De radioreportage die Kiek maakt over zijn ‘sensationele’ telefoontje wordt uit veiligheidsoverwegingen voor het verzet geweigerd door Radio Oranje. De BBC zendt de reportage - met goedkeuring van de militaire censor - echter toch uit. Deze reportage - met de onthulling van de geheime telefoonlijn kost mogelijk het leven van een aantal verzetsleden. Want niet alleen Nederlanders luisteren naar de radio, ook de Duitse bezetter. Een boze Radio Oranje, en Prins Bernhard (bevelhebber van de Binnenlandse Strijdkrachten), zorgen ervoor dat Kiek alweer binnen drie maanden terug in Londen zit.
Een roemloze dood, maar een glansrijke carrière
Daar zit Kiek de rest van de oorlog uit. Later in 1945 verkast hij naar Indonesië om de nasleep van de Japanse bezetting te verslaan.

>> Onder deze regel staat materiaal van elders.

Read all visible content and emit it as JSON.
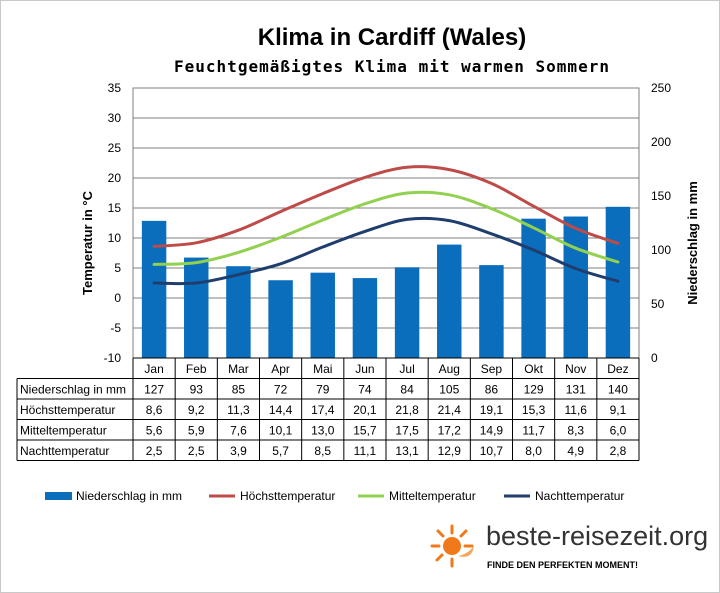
{
  "title": "Klima in Cardiff (Wales)",
  "subtitle": "Feuchtgemäßigtes Klima mit warmen Sommern",
  "brand": {
    "name": "beste-reisezeit.org",
    "tagline": "FINDE DEN PERFEKTEN MOMENT!"
  },
  "colors": {
    "precip": "#0a6ebd",
    "high": "#be4b48",
    "mean": "#92d050",
    "night": "#1f3e6d"
  },
  "chart_data": {
    "type": "bar",
    "title": "Klima in Cardiff (Wales)",
    "subtitle": "Feuchtgemäßigtes Klima mit warmen Sommern",
    "categories": [
      "Jan",
      "Feb",
      "Mar",
      "Apr",
      "Mai",
      "Jun",
      "Jul",
      "Aug",
      "Sep",
      "Okt",
      "Nov",
      "Dez"
    ],
    "ylabel_left": "Temperatur in °C",
    "ylabel_right": "Niederschlag in mm",
    "ylim_left": [
      -10,
      35
    ],
    "ylim_right": [
      0,
      250
    ],
    "yticks_left": [
      "35",
      "30",
      "25",
      "20",
      "15",
      "10",
      "5",
      "0",
      "-5",
      "-10"
    ],
    "yticks_right": [
      "250",
      "200",
      "150",
      "100",
      "50",
      "0"
    ],
    "legend_position": "bottom",
    "series": [
      {
        "name": "Niederschlag in mm",
        "type": "bar",
        "axis": "right",
        "values": [
          127,
          93,
          85,
          72,
          79,
          74,
          84,
          105,
          86,
          129,
          131,
          140
        ],
        "labels": [
          "127",
          "93",
          "85",
          "72",
          "79",
          "74",
          "84",
          "105",
          "86",
          "129",
          "131",
          "140"
        ]
      },
      {
        "name": "Höchsttemperatur",
        "type": "line",
        "axis": "left",
        "values": [
          8.6,
          9.2,
          11.3,
          14.4,
          17.4,
          20.1,
          21.8,
          21.4,
          19.1,
          15.3,
          11.6,
          9.1
        ],
        "labels": [
          "8,6",
          "9,2",
          "11,3",
          "14,4",
          "17,4",
          "20,1",
          "21,8",
          "21,4",
          "19,1",
          "15,3",
          "11,6",
          "9,1"
        ]
      },
      {
        "name": "Mitteltemperatur",
        "type": "line",
        "axis": "left",
        "values": [
          5.6,
          5.9,
          7.6,
          10.1,
          13.0,
          15.7,
          17.5,
          17.2,
          14.9,
          11.7,
          8.3,
          6.0
        ],
        "labels": [
          "5,6",
          "5,9",
          "7,6",
          "10,1",
          "13,0",
          "15,7",
          "17,5",
          "17,2",
          "14,9",
          "11,7",
          "8,3",
          "6,0"
        ]
      },
      {
        "name": "Nachttemperatur",
        "type": "line",
        "axis": "left",
        "values": [
          2.5,
          2.5,
          3.9,
          5.7,
          8.5,
          11.1,
          13.1,
          12.9,
          10.7,
          8.0,
          4.9,
          2.8
        ],
        "labels": [
          "2,5",
          "2,5",
          "3,9",
          "5,7",
          "8,5",
          "11,1",
          "13,1",
          "12,9",
          "10,7",
          "8,0",
          "4,9",
          "2,8"
        ]
      }
    ]
  }
}
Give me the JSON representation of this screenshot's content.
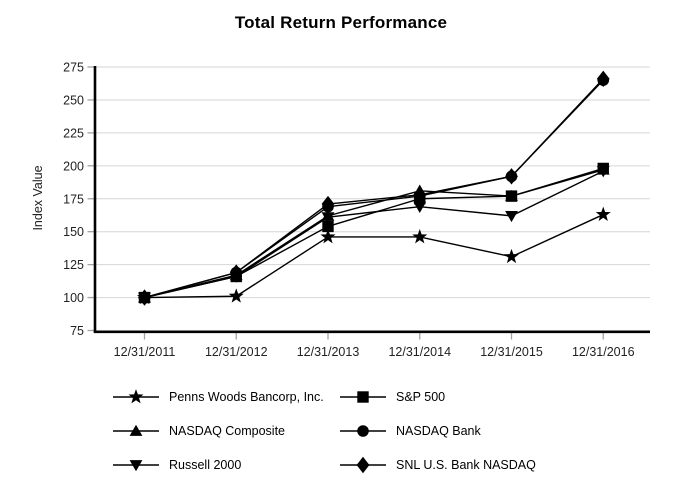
{
  "chart_data": {
    "type": "line",
    "title": "Total Return Performance",
    "xlabel": "",
    "ylabel": "Index Value",
    "x_labels": [
      "12/31/2011",
      "12/31/2012",
      "12/31/2013",
      "12/31/2014",
      "12/31/2015",
      "12/31/2016"
    ],
    "ylim": [
      75,
      275
    ],
    "yticks": [
      75,
      100,
      125,
      150,
      175,
      200,
      225,
      250,
      275
    ],
    "grid": "horizontal",
    "legend_position": "bottom-two-columns",
    "series": [
      {
        "name": "Penns Woods Bancorp, Inc.",
        "marker": "star",
        "values": [
          100,
          101,
          146,
          146,
          131,
          163
        ]
      },
      {
        "name": "S&P 500",
        "marker": "square",
        "values": [
          100,
          116,
          154,
          175,
          177,
          198
        ]
      },
      {
        "name": "NASDAQ Composite",
        "marker": "triangle-up",
        "values": [
          100,
          117,
          162,
          181,
          177,
          197
        ]
      },
      {
        "name": "NASDAQ Bank",
        "marker": "circle",
        "values": [
          100,
          119,
          169,
          177,
          192,
          265
        ]
      },
      {
        "name": "Russell 2000",
        "marker": "triangle-down",
        "values": [
          100,
          116,
          161,
          169,
          162,
          196
        ]
      },
      {
        "name": "SNL U.S. Bank NASDAQ",
        "marker": "diamond",
        "values": [
          100,
          119,
          171,
          178,
          192,
          266
        ]
      }
    ],
    "draw_order": [
      2,
      4,
      1,
      3,
      0,
      5
    ],
    "colors": {
      "line": "#000000",
      "marker": "#000000",
      "axis": "#000000",
      "grid": "#d6d6d6",
      "tick": "#a3a3a3",
      "background": "#ffffff"
    }
  }
}
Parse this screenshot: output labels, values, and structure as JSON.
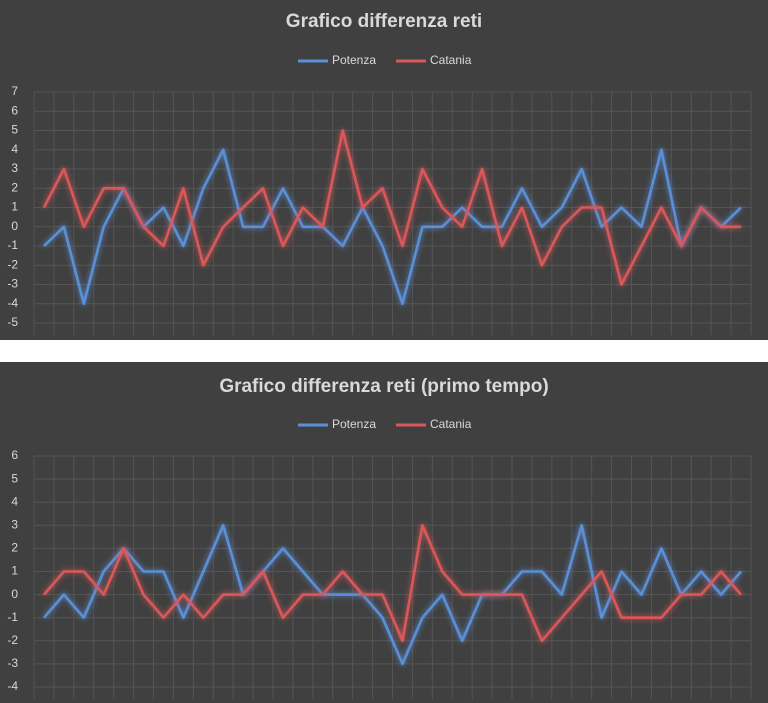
{
  "chart_data": [
    {
      "type": "line",
      "title": "Grafico differenza reti",
      "categories": [
        null,
        null,
        null,
        null,
        null,
        null,
        null,
        null,
        null,
        null,
        null,
        null,
        null,
        null,
        null,
        null,
        null,
        null,
        null,
        null,
        null,
        null,
        null,
        null,
        null,
        null,
        null,
        null,
        null,
        null,
        null,
        null,
        null,
        null,
        null,
        null
      ],
      "series": [
        {
          "name": "Potenza",
          "color": "#5b8fd6",
          "values": [
            -1,
            0,
            -4,
            0,
            2,
            0,
            1,
            -1,
            2,
            4,
            0,
            0,
            2,
            0,
            0,
            -1,
            1,
            -1,
            -4,
            0,
            0,
            1,
            0,
            0,
            2,
            0,
            1,
            3,
            0,
            1,
            0,
            4,
            -1,
            1,
            0,
            1
          ]
        },
        {
          "name": "Catania",
          "color": "#d9585a",
          "values": [
            1,
            3,
            0,
            2,
            2,
            0,
            -1,
            2,
            -2,
            0,
            1,
            2,
            -1,
            1,
            0,
            5,
            1,
            2,
            -1,
            3,
            1,
            0,
            3,
            -1,
            1,
            -2,
            0,
            1,
            1,
            -3,
            -1,
            1,
            -1,
            1,
            0,
            0
          ]
        }
      ],
      "ylim": [
        -5,
        7
      ],
      "yticks": [
        -5,
        -4,
        -3,
        -2,
        -1,
        0,
        1,
        2,
        3,
        4,
        5,
        6,
        7
      ],
      "grid": true,
      "legend": "top"
    },
    {
      "type": "line",
      "title": "Grafico differenza reti (primo tempo)",
      "categories": [
        null,
        null,
        null,
        null,
        null,
        null,
        null,
        null,
        null,
        null,
        null,
        null,
        null,
        null,
        null,
        null,
        null,
        null,
        null,
        null,
        null,
        null,
        null,
        null,
        null,
        null,
        null,
        null,
        null,
        null,
        null,
        null,
        null,
        null,
        null,
        null
      ],
      "series": [
        {
          "name": "Potenza",
          "color": "#5b8fd6",
          "values": [
            -1,
            0,
            -1,
            1,
            2,
            1,
            1,
            -1,
            1,
            3,
            0,
            1,
            2,
            1,
            0,
            0,
            0,
            -1,
            -3,
            -1,
            0,
            -2,
            0,
            0,
            1,
            1,
            0,
            3,
            -1,
            1,
            0,
            2,
            0,
            1,
            0,
            1
          ]
        },
        {
          "name": "Catania",
          "color": "#d9585a",
          "values": [
            0,
            1,
            1,
            0,
            2,
            0,
            -1,
            0,
            -1,
            0,
            0,
            1,
            -1,
            0,
            0,
            1,
            0,
            0,
            -2,
            3,
            1,
            0,
            0,
            0,
            0,
            -2,
            -1,
            0,
            1,
            -1,
            -1,
            -1,
            0,
            0,
            1,
            0
          ]
        }
      ],
      "ylim": [
        -4,
        6
      ],
      "yticks": [
        -4,
        -3,
        -2,
        -1,
        0,
        1,
        2,
        3,
        4,
        5,
        6
      ],
      "grid": true,
      "legend": "top"
    }
  ]
}
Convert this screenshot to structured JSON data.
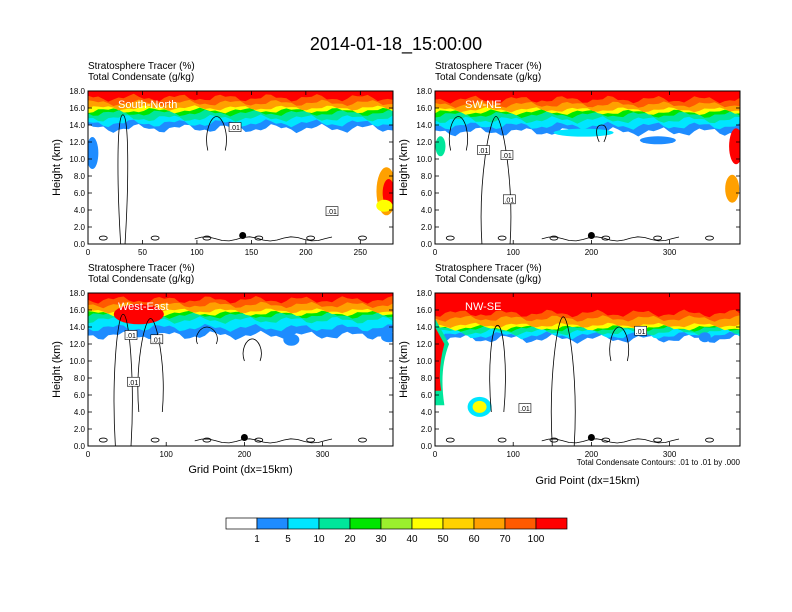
{
  "title": "2014-01-18_15:00:00",
  "chart_data": [
    {
      "type": "heatmap",
      "panel_label": "South-North",
      "title_lines": [
        "Stratosphere Tracer   (%)",
        "Total Condensate   (g/kg)"
      ],
      "ylabel": "Height (km)",
      "xlabel": "",
      "xlim": [
        0,
        280
      ],
      "ylim": [
        0,
        18
      ],
      "xticks": [
        0,
        50,
        100,
        150,
        200,
        250
      ],
      "yticks": [
        0,
        2,
        4,
        6,
        8,
        10,
        12,
        14,
        16,
        18
      ],
      "ytick_labels": [
        "0.0",
        "2.0",
        "4.0",
        "6.0",
        "8.0",
        "10.0",
        "12.0",
        "14.0",
        "16.0",
        "18.0"
      ],
      "tracer_band": {
        "top_km": 18,
        "red_bottom_km": 16.6,
        "orange_bottom_km": 16.0,
        "green_bottom_km": 14.8,
        "blue_bottom_km": 13.6
      },
      "contour_labels": [
        {
          "x": 135,
          "y": 13.7,
          "text": ".01"
        },
        {
          "x": 224,
          "y": 3.8,
          "text": ".01"
        }
      ],
      "marker": {
        "x": 142,
        "y": 1.0
      }
    },
    {
      "type": "heatmap",
      "panel_label": "SW-NE",
      "title_lines": [
        "Stratosphere Tracer   (%)",
        "Total Condensate   (g/kg)"
      ],
      "ylabel": "Height (km)",
      "xlabel": "",
      "xlim": [
        0,
        390
      ],
      "ylim": [
        0,
        18
      ],
      "xticks": [
        0,
        100,
        200,
        300
      ],
      "yticks": [
        0,
        2,
        4,
        6,
        8,
        10,
        12,
        14,
        16,
        18
      ],
      "ytick_labels": [
        "0.0",
        "2.0",
        "4.0",
        "6.0",
        "8.0",
        "10.0",
        "12.0",
        "14.0",
        "16.0",
        "18.0"
      ],
      "tracer_band": {
        "top_km": 18,
        "red_bottom_km": 16.4,
        "orange_bottom_km": 15.8,
        "green_bottom_km": 14.6,
        "blue_bottom_km": 13.2
      },
      "contour_labels": [
        {
          "x": 62,
          "y": 11.0,
          "text": ".01"
        },
        {
          "x": 92,
          "y": 10.4,
          "text": ".01"
        },
        {
          "x": 95,
          "y": 5.2,
          "text": ".01"
        }
      ],
      "marker": {
        "x": 200,
        "y": 1.0
      }
    },
    {
      "type": "heatmap",
      "panel_label": "West-East",
      "title_lines": [
        "Stratosphere Tracer   (%)",
        "Total Condensate   (g/kg)"
      ],
      "ylabel": "Height (km)",
      "xlabel": "Grid Point (dx=15km)",
      "xlim": [
        0,
        390
      ],
      "ylim": [
        0,
        18
      ],
      "xticks": [
        0,
        100,
        200,
        300
      ],
      "yticks": [
        0,
        2,
        4,
        6,
        8,
        10,
        12,
        14,
        16,
        18
      ],
      "ytick_labels": [
        "0.0",
        "2.0",
        "4.0",
        "6.0",
        "8.0",
        "10.0",
        "12.0",
        "14.0",
        "16.0",
        "18.0"
      ],
      "tracer_band": {
        "top_km": 18,
        "red_bottom_km": 16.6,
        "orange_bottom_km": 15.9,
        "green_bottom_km": 14.8,
        "blue_bottom_km": 13.0
      },
      "contour_labels": [
        {
          "x": 55,
          "y": 13.0,
          "text": ".01"
        },
        {
          "x": 88,
          "y": 12.5,
          "text": ".01"
        },
        {
          "x": 58,
          "y": 7.5,
          "text": ".01"
        }
      ],
      "marker": {
        "x": 200,
        "y": 1.0
      }
    },
    {
      "type": "heatmap",
      "panel_label": "NW-SE",
      "title_lines": [
        "Stratosphere Tracer   (%)",
        "Total Condensate   (g/kg)"
      ],
      "ylabel": "Height (km)",
      "xlabel": "Grid Point (dx=15km)",
      "xlim": [
        0,
        390
      ],
      "ylim": [
        0,
        18
      ],
      "xticks": [
        0,
        100,
        200,
        300
      ],
      "yticks": [
        0,
        2,
        4,
        6,
        8,
        10,
        12,
        14,
        16,
        18
      ],
      "ytick_labels": [
        "0.0",
        "2.0",
        "4.0",
        "6.0",
        "8.0",
        "10.0",
        "12.0",
        "14.0",
        "16.0",
        "18.0"
      ],
      "tracer_band": {
        "top_km": 18,
        "red_bottom_km": 15.0,
        "orange_bottom_km": 14.2,
        "green_bottom_km": 13.4,
        "blue_bottom_km": 12.6
      },
      "contour_labels": [
        {
          "x": 115,
          "y": 4.4,
          "text": ".01"
        },
        {
          "x": 263,
          "y": 13.5,
          "text": ".01"
        }
      ],
      "marker": {
        "x": 200,
        "y": 1.0
      },
      "info_note": "Total Condensate Contours: .01 to .01 by .000"
    }
  ],
  "legend": {
    "colors": [
      "#ffffff",
      "#1e8cff",
      "#00e6ff",
      "#00e69b",
      "#00e600",
      "#9bf02d",
      "#ffff00",
      "#ffd200",
      "#ffa000",
      "#ff5a00",
      "#ff0000"
    ],
    "labels": [
      "1",
      "5",
      "10",
      "20",
      "30",
      "40",
      "50",
      "60",
      "70",
      "100"
    ]
  }
}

Kiek schrijft over de kampen waarin Nederlanders onder erbarmelijke omstandigheden moesten overleven. Ook de ontluikende onafhankelijkheidsstrijd brengt hij onder de aandacht, evenals het geweld waarmee het gepaard gaat. Doodsbedreigingen maken het werk voor Kiek, en andere Nederlandse journalisten, moeilijk.
Na een korte tijd in Indonesië verhuist Kiek datzelfde jaar voorgoed naar Amerika. Dit deel van zijn carrière wordt vaak nog minder belicht dan zijn korte tijd als oorlogsverslaggever. Ten onrechte. Als correspondent van de Telegraaf zit hij bovenop de Koude Oorlog, de moord op president Kennedy en de opkomst van de burgerrechtenbeweging. In 1963 interviewt Kiek zelfs dominee Martin Luther King.
Uiteindelijk sterft Kiek een jaar later roemloos. Hij verdrinkt in de vijver bij zijn huis in Lebanon, New York. Een triest einde voor een ietwat vergeten icoon in het canon van de Nederlandse buitenlandjournalistiek.